Speaking to reporters, Lisée said unequivocally that Péladeau would be welcomed back to the PQ fold, if he chose to return.

"Now he says that his custody issue is resolved so it's entirely his decision to come back or not, so since the question is asked, would I like to have Pierre Karl Peladeau as part of my team? The answer is yes," said Lisée. "Why? He's a businessman, he's for independence, he's forceful, he's know, what's not to like?"

Since his resignation, Péladeau has funded an institute designed to sell Quebecers on the merits of Quebec independence, and recently, he's been much more active on social media with political statements.

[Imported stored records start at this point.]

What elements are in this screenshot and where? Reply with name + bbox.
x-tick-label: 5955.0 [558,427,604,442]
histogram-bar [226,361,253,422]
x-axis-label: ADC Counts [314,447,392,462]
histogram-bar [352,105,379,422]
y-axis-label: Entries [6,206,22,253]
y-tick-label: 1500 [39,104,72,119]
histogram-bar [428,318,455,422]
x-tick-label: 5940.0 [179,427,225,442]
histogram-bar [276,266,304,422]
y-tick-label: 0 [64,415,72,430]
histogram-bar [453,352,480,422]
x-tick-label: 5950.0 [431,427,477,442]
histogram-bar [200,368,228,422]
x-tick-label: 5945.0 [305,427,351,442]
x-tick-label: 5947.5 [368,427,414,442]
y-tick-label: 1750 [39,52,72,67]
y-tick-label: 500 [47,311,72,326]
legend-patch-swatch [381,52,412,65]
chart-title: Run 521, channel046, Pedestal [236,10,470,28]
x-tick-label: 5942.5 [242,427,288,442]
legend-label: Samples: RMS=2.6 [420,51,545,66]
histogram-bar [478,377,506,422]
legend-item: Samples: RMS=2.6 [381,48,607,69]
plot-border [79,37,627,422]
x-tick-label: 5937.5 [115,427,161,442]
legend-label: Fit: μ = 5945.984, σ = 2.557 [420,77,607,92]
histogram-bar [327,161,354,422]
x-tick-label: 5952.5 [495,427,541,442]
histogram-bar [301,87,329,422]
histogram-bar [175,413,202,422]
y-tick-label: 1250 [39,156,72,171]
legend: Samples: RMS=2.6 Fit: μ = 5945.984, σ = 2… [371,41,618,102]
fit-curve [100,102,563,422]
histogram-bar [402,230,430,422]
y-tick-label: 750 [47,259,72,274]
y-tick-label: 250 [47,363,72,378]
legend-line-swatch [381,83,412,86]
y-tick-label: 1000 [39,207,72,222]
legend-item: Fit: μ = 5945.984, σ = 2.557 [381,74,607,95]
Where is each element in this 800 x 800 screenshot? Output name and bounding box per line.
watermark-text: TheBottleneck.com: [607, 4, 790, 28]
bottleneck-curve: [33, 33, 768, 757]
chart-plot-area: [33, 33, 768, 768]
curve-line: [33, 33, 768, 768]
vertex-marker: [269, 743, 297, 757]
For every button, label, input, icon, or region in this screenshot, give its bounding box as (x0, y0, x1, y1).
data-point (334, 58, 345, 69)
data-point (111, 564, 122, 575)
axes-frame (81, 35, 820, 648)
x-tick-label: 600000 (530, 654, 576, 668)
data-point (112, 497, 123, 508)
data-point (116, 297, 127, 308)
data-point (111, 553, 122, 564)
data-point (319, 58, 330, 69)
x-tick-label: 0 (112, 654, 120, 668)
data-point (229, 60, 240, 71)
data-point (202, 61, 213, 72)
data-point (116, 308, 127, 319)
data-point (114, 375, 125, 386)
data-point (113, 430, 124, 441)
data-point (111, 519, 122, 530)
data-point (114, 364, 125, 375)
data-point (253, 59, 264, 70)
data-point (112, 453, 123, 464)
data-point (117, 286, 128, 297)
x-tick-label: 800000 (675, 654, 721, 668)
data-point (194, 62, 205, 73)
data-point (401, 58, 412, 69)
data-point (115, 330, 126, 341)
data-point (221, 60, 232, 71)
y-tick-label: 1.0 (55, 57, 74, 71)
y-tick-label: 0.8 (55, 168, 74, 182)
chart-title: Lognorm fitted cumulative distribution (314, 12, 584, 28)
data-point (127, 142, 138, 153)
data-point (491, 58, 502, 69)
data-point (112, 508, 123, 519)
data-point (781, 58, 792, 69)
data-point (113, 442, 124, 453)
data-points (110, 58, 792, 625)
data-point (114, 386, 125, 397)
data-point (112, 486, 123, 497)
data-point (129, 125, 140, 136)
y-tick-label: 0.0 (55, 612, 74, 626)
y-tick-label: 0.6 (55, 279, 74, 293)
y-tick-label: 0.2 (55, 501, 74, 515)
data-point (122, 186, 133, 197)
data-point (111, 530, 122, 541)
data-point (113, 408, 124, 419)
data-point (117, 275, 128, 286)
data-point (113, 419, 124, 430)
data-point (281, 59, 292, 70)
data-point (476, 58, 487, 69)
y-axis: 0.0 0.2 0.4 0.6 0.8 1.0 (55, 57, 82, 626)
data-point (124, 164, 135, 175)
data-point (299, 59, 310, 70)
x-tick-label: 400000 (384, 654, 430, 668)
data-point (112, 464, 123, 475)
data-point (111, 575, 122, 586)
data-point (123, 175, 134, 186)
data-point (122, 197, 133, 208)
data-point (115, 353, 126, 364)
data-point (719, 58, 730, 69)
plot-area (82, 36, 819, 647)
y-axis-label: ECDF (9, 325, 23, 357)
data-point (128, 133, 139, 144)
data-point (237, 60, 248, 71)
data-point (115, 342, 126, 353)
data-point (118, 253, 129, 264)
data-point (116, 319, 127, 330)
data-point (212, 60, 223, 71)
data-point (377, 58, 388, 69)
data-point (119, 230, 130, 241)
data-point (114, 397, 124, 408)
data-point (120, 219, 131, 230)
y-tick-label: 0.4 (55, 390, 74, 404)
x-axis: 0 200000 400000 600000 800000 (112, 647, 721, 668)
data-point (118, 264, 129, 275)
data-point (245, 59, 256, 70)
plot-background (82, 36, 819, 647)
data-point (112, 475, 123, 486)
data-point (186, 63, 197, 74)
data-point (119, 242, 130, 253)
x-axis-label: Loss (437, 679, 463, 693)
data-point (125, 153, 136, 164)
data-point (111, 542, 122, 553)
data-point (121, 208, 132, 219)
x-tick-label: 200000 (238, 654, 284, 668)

Meanwhile, with the party firmly settled in third place in public opinion polls with an election coming up on Oct. 1, the PQ is launching a new ad campaign aimed at highlighting the difference between themselves and the other parties.

"This election is going to be between on one side the Liberals and the CAQ who want to weaken the state, who will create a situation of permanent austerity and the Parti Quebecois wants to have a stronger state, a flexible state, but in good shape to give services to the young, to elderly, to patients, to family," said Lisée.

Meanwhile, he says he isn't putting much stock in those polls, suggesting the final result in eight months could be a surprise.

"I'm not saying they're not showing the situation as it is. What I'm saying is that they are not good predictors of what will happen. If they were Tom Mulcair would be prime minister of Canada, Hillary Clinton would be president of the United States and a guy named [François] Fillon would be president of France," he said.